President Donald Trump announced his budget proposal Monday for fiscal year 2020, including a nearly 7% increase for the U.S. Department of Housing and Urban Development's 2019 budget proposal.
But this proposal is actually a decrease from 2019’s enacted budget. While the funding is an increase from Trump’s requested budget for 2019, it is down a whole $8.6 billion, or 16.4%, from 2019's enacted budget.
The Trump administration requested $44.1 billion for HUD, saying the funds would be used to prevent and end homelessness, invest funding to reduce lead and other home health and safety hazards and preserve the rental assistance to HUD-assisted households.
This is up 6.9% from the administration’s 2019 request of $41.24 billion. While the administration continues to increase its request for HUD’s budget each year, last year’s budget request was up 1% from 2018, Trump began his administration by slashing the department’s budget by 13.2%, or $6.2 billion.
HUD explained the president’s budget is a commitment to fiscal restraint, and targets lower value HUD programs for elimination or reduction.
“This Budget advances our key priorities, including empowering HUD-assisted families to achieve self-sufficiency,” HUD Secretary Ben Carson said. “For generations, the idea of the federal government providing housing assistance meant only one thing—helping to pay the rent so families can have a roof over their heads.”
“But we must also think about how we can help families to access financial programs, educational opportunities and higher paying jobs,” Carson said. “In short, we must think beyond investing in bricks and mortar, and think about investing in people.”
Some of the programs HUD’s proposed 2020 budget supports include:
Ending homelessness: The budget calls for $2.6 billion to support local housing and service programs that assist those living in shelters and on the streets. This funding request is up $215 million, or 9%, from the 2019 budget request.
Promoting health: The administration asked for $290 million to put toward HUD’s Office of Lead Hazard Control and Healthy Homes. It is double the funding Trump requested in 2019, and seeks to protect families from potentially dangerous lead-based paint or other safety hazards.
Rent assistance: The budget request includes $22.2 billion for the department’s Housing Choice Voucher Program, which will allow local Public Housing Authorities to maintain support of about 2.2 million families. It represents a 7.6% increase from the 2019 budget request. It also includes $12 billion to renew renal subsidies to privately owned multifamily housing developments through the project-based Rental Assistance Program, an $874 million increase from the last budget request.
Elderly and disabled: The budget requests $644 million for its Housing for the Elderly program and $157 million for its Housing for Persons with Disabilities program. This represents increases of $43 million and $17 million, respectively.
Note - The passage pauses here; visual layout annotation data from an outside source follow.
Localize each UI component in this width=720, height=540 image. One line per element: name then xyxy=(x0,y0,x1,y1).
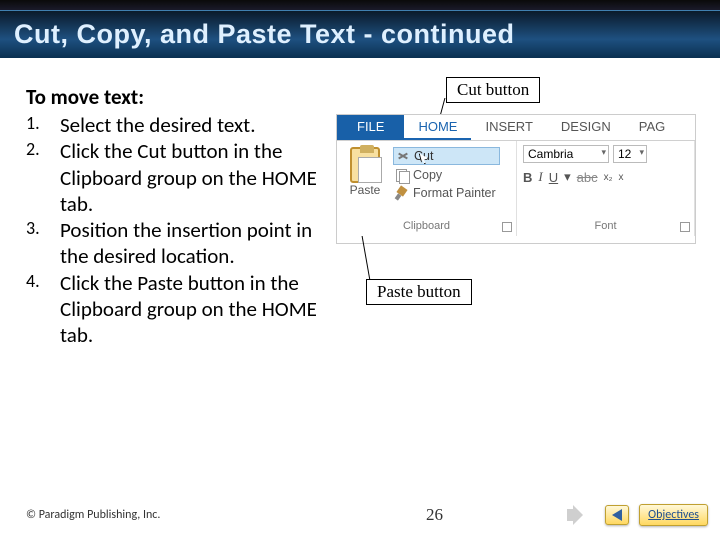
font-group-label: Font xyxy=(523,220,688,234)
superscript-button[interactable]: x xyxy=(619,172,624,183)
format-painter-button[interactable]: Format Painter xyxy=(393,185,500,201)
underline-button[interactable]: U xyxy=(549,170,558,185)
dialog-launcher-icon[interactable] xyxy=(502,222,512,232)
slide-title: Cut, Copy, and Paste Text - continued xyxy=(14,19,515,50)
scissors-icon xyxy=(396,149,410,163)
copy-button[interactable]: Copy xyxy=(393,167,500,183)
tab-design[interactable]: DESIGN xyxy=(547,115,625,140)
dialog-launcher-icon[interactable] xyxy=(680,222,690,232)
step-item: Select the desired text. xyxy=(26,112,324,138)
clipboard-group: Paste Cut Copy xyxy=(337,141,517,236)
dash: ▾ xyxy=(564,169,571,185)
clipboard-group-label: Clipboard xyxy=(343,220,510,234)
font-group: Cambria 12 B I U ▾ abc x₂ x xyxy=(517,141,695,236)
copy-icon xyxy=(395,168,409,182)
steps-list: Select the desired text. Click the Cut b… xyxy=(26,112,324,348)
instructions-heading: To move text: xyxy=(26,84,324,110)
title-bar: Cut, Copy, and Paste Text - continued xyxy=(0,10,720,58)
footer: © Paradigm Publishing, Inc. 26 Objective… xyxy=(0,498,720,532)
font-size-select[interactable]: 12 xyxy=(613,145,647,163)
arrow-left-icon xyxy=(612,509,622,521)
ribbon-tabs: FILE HOME INSERT DESIGN PAG xyxy=(337,115,695,141)
instructions-column: To move text: Select the desired text. C… xyxy=(26,84,336,458)
tab-home[interactable]: HOME xyxy=(404,115,471,140)
speaker-icon[interactable] xyxy=(565,501,595,529)
illustration-column: Cut button FILE HOME INSERT DESIGN PAG P… xyxy=(336,84,706,458)
italic-button[interactable]: I xyxy=(538,169,542,185)
objectives-button[interactable]: Objectives xyxy=(639,504,708,526)
copy-label: Copy xyxy=(413,168,442,182)
top-strip xyxy=(0,0,720,10)
prev-button[interactable] xyxy=(605,505,629,525)
ribbon-body: Paste Cut Copy xyxy=(337,141,695,236)
tab-file[interactable]: FILE xyxy=(337,115,404,140)
font-size-value: 12 xyxy=(618,147,631,161)
paste-button[interactable]: Paste xyxy=(343,145,387,197)
font-name-value: Cambria xyxy=(528,147,573,161)
brush-icon xyxy=(395,186,409,200)
copyright: © Paradigm Publishing, Inc. xyxy=(26,508,306,522)
subscript-button[interactable]: x₂ xyxy=(604,172,613,183)
paste-icon xyxy=(350,147,380,183)
paste-callout: Paste button xyxy=(366,279,472,305)
tab-insert[interactable]: INSERT xyxy=(471,115,546,140)
cut-button[interactable]: Cut xyxy=(393,147,500,165)
strike-button[interactable]: abc xyxy=(577,170,598,185)
page-number: 26 xyxy=(426,505,443,525)
format-painter-label: Format Painter xyxy=(413,186,496,200)
step-item: Click the Cut button in the Clipboard gr… xyxy=(26,138,324,217)
word-ribbon: FILE HOME INSERT DESIGN PAG Paste xyxy=(336,114,696,244)
step-item: Position the insertion point in the desi… xyxy=(26,217,324,270)
paste-label: Paste xyxy=(343,183,387,197)
font-name-select[interactable]: Cambria xyxy=(523,145,609,163)
bold-button[interactable]: B xyxy=(523,170,532,185)
tab-pag[interactable]: PAG xyxy=(625,115,680,140)
content-area: To move text: Select the desired text. C… xyxy=(0,58,720,458)
objectives-label: Objectives xyxy=(648,508,699,522)
step-item: Click the Paste button in the Clipboard … xyxy=(26,270,324,349)
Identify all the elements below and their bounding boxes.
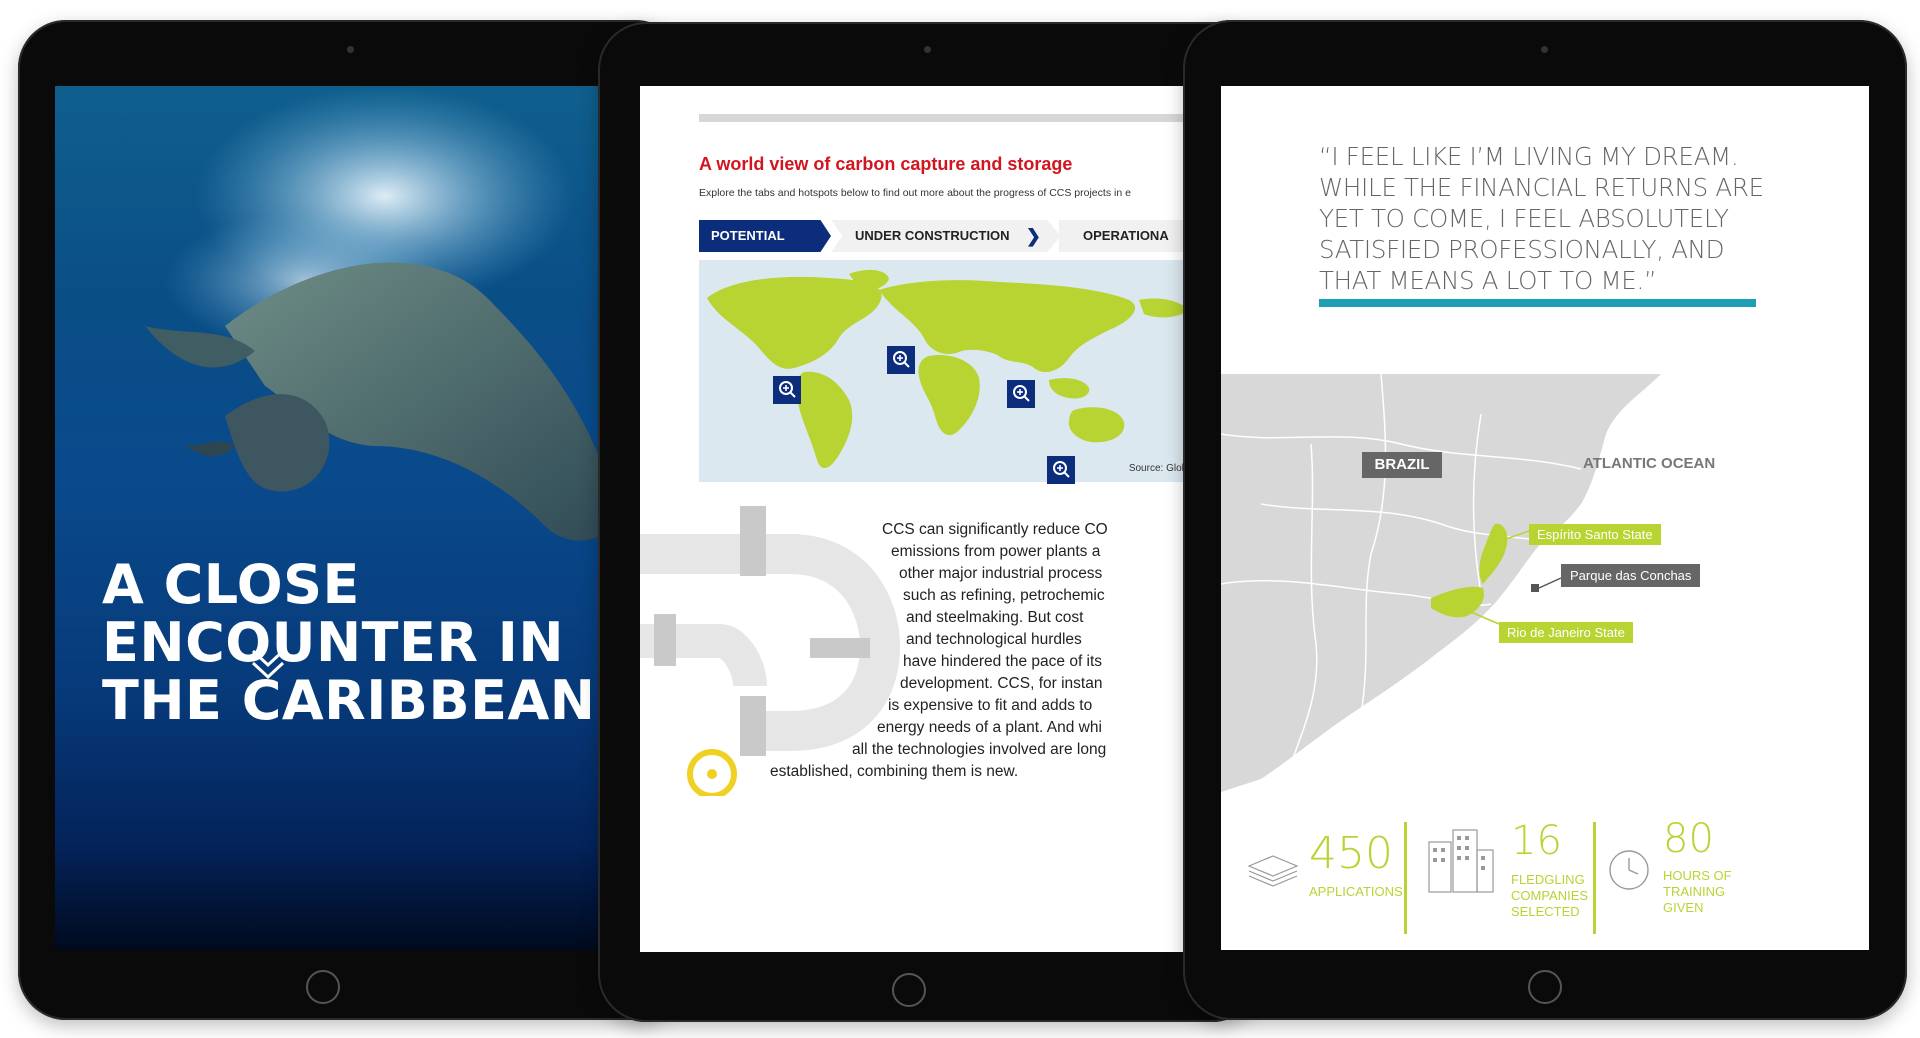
article-headline: A CLOSE ENCOUNTER IN THE CARIBBEAN bbox=[102, 556, 622, 730]
body-line: is expensive to fit and adds to bbox=[888, 697, 1093, 714]
stat-applications-number: 450 bbox=[1309, 828, 1393, 879]
headline-line-3: THE CARIBBEAN bbox=[102, 669, 596, 732]
pull-quote: “I FEEL LIKE I’M LIVING MY DREAM. WHILE … bbox=[1319, 141, 1839, 296]
hotspot-australia[interactable] bbox=[1047, 456, 1075, 484]
body-line: all the technologies involved are long bbox=[852, 741, 1107, 758]
zoom-in-icon bbox=[779, 381, 796, 398]
map-label-rio: Rio de Janeiro State bbox=[1499, 622, 1633, 643]
hotspot-north-america[interactable] bbox=[773, 376, 801, 404]
home-button[interactable] bbox=[1528, 970, 1562, 1004]
label-line: GIVEN bbox=[1663, 900, 1704, 915]
quote-line: YET TO COME, I FEEL ABSOLUTELY bbox=[1319, 204, 1729, 233]
zoom-in-icon bbox=[1053, 461, 1070, 478]
body-line: such as refining, petrochemic bbox=[903, 587, 1105, 604]
quote-line: WHILE THE FINANCIAL RETURNS ARE bbox=[1319, 173, 1764, 202]
zoom-in-icon bbox=[893, 351, 910, 368]
papers-stack-icon bbox=[1247, 855, 1299, 887]
stat-hours-label: HOURS OF TRAINING GIVEN bbox=[1663, 868, 1732, 916]
stat-divider bbox=[1404, 822, 1407, 934]
tab-operational-label: OPERATIONA bbox=[1083, 228, 1169, 243]
body-line: development. CCS, for instan bbox=[900, 675, 1103, 692]
body-line: and technological hurdles bbox=[906, 631, 1082, 648]
whale-screen: A CLOSE ENCOUNTER IN THE CARIBBEAN bbox=[55, 86, 647, 950]
tablet-whale: A CLOSE ENCOUNTER IN THE CARIBBEAN bbox=[18, 20, 683, 1020]
ccs-body-text: CCS can significantly reduce CO emission… bbox=[760, 519, 1230, 783]
headline-line-1: A CLOSE bbox=[102, 553, 360, 616]
quote-line: THAT MEANS A LOT TO ME.” bbox=[1319, 266, 1657, 295]
quote-line: “I FEEL LIKE I’M LIVING MY DREAM. bbox=[1319, 142, 1739, 171]
headline-line-2: ENCOUNTER IN bbox=[102, 611, 565, 674]
brazil-screen: “I FEEL LIKE I’M LIVING MY DREAM. WHILE … bbox=[1221, 86, 1869, 950]
map-label-espirito: Espírito Santo State bbox=[1529, 524, 1661, 545]
hotspot-europe[interactable] bbox=[887, 346, 915, 374]
body-line: emissions from power plants a bbox=[891, 543, 1101, 560]
tablet-ccs: A world view of carbon capture and stora… bbox=[598, 22, 1260, 1022]
home-button[interactable] bbox=[892, 973, 926, 1007]
stats-strip: 450 APPLICATIONS 16 FLEDGLING COMPANIES … bbox=[1221, 804, 1869, 950]
world-map: Source: Global CCS In bbox=[699, 260, 1230, 484]
clock-icon bbox=[1609, 850, 1649, 890]
stat-companies-number: 16 bbox=[1511, 818, 1562, 864]
section-subtitle: Explore the tabs and hotspots below to f… bbox=[699, 187, 1131, 199]
whale-photo bbox=[145, 86, 618, 541]
tab-potential-label: POTENTIAL bbox=[711, 228, 785, 243]
ccs-screen: A world view of carbon capture and stora… bbox=[640, 86, 1230, 952]
world-map-graphic bbox=[707, 269, 1189, 469]
label-line: TRAINING bbox=[1663, 884, 1726, 899]
label-line: HOURS OF bbox=[1663, 868, 1732, 883]
map-label-parque: Parque das Conchas bbox=[1561, 564, 1701, 587]
double-chevron-down-icon[interactable] bbox=[251, 648, 285, 682]
tab-under-construction[interactable]: UNDER CONSTRUCTION ❯ bbox=[831, 220, 1061, 252]
brazil-map-graphic bbox=[1221, 374, 1661, 792]
body-line: CCS can significantly reduce CO bbox=[882, 521, 1108, 538]
label-line: SELECTED bbox=[1511, 904, 1580, 919]
hotspot-asia[interactable] bbox=[1007, 380, 1035, 408]
label-line: COMPANIES bbox=[1511, 888, 1589, 903]
zoom-in-icon bbox=[1013, 385, 1030, 402]
stat-divider bbox=[1593, 822, 1596, 934]
camera-dot bbox=[347, 46, 354, 53]
top-divider bbox=[699, 114, 1230, 122]
map-label-brazil: BRAZIL bbox=[1362, 452, 1442, 478]
body-line: and steelmaking. But cost bbox=[906, 609, 1084, 626]
body-line: have hindered the pace of its bbox=[903, 653, 1103, 670]
chevron-right-icon: ❯ bbox=[1025, 226, 1041, 246]
brazil-map: BRAZIL ATLANTIC OCEAN Espírito Santo Sta… bbox=[1221, 374, 1869, 792]
buildings-icon bbox=[1428, 829, 1494, 893]
label-line: FLEDGLING bbox=[1511, 872, 1585, 887]
section-title: A world view of carbon capture and stora… bbox=[699, 154, 1073, 174]
body-line: other major industrial process bbox=[899, 565, 1103, 582]
body-line: energy needs of a plant. And whi bbox=[877, 719, 1102, 736]
quote-line: SATISFIED PROFESSIONALLY, AND bbox=[1319, 235, 1725, 264]
stat-applications-label: APPLICATIONS bbox=[1309, 884, 1403, 899]
home-button[interactable] bbox=[306, 970, 340, 1004]
body-line: established, combining them is new. bbox=[770, 763, 1019, 780]
camera-dot bbox=[1541, 46, 1548, 53]
tab-under-construction-label: UNDER CONSTRUCTION bbox=[855, 228, 1010, 243]
camera-dot bbox=[924, 46, 931, 53]
tab-potential[interactable]: POTENTIAL bbox=[699, 220, 831, 252]
stat-companies-label: FLEDGLING COMPANIES SELECTED bbox=[1511, 872, 1588, 920]
stat-hours-number: 80 bbox=[1663, 816, 1714, 862]
map-label-ocean: ATLANTIC OCEAN bbox=[1583, 455, 1716, 472]
project-tabs: POTENTIAL UNDER CONSTRUCTION ❯ OPERATION… bbox=[699, 220, 1230, 252]
tablet-brazil: “I FEEL LIKE I’M LIVING MY DREAM. WHILE … bbox=[1183, 20, 1907, 1020]
quote-underline bbox=[1319, 299, 1756, 307]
But the budget also works toward reform in its multifamily sector. HUD claims its rental assistance programs create disincentives to employment and impose large administrative burdens for Public Housing Authorities, private owners and tenants.
Back in April 2018, HUD proposed to reform its rental assistance programs through the Making Affordable Housing Work Act, which it submitted to Congress. Now, this new budget incorporates those reforms.
These reforms include increased tenant rent contributions for those able to work, not including elderly/disabled households, reduced frequency of income re-certifications and additional flexibilities for public housing authorities and property owners to develop alternative rent structures. In addition, the budget proposes uniform work for work-able households, while exempting the elderly, the disabled, those caring for a disabled family member or small child and pregnant women.
The budget asks for $62.3 million to support its fair housing initiative, unchanged from its request for 2019.
But despite these increases, the budget did cut some programs HUD described as “lower value.” And again, these increased are from the proposed levels for 2019, and some housing groups are not on board.
“President Donald Trump’s fiscal year 2020 budget request – released today – proposes to drastically cut housing benefits that help millions of low-income seniors, people with disabilities, families with children, veterans and other vulnerable people afford their homes,” said Diane Yentel, National Low Income Housing Coalition president and CEO.
“Like his other budget requests in FY18 and FY19, the proposal would reduce housing benefits for the lowest-income people by slashing federal investments in affordable homes, increasing rents and imposing harmful work requirements on America’s struggling families,” Yentel said. “If enacted, it could leave even more low-income people without stable homes, undermining family stability, increasing evictions, and, in worst cases, leading to more homelessness.”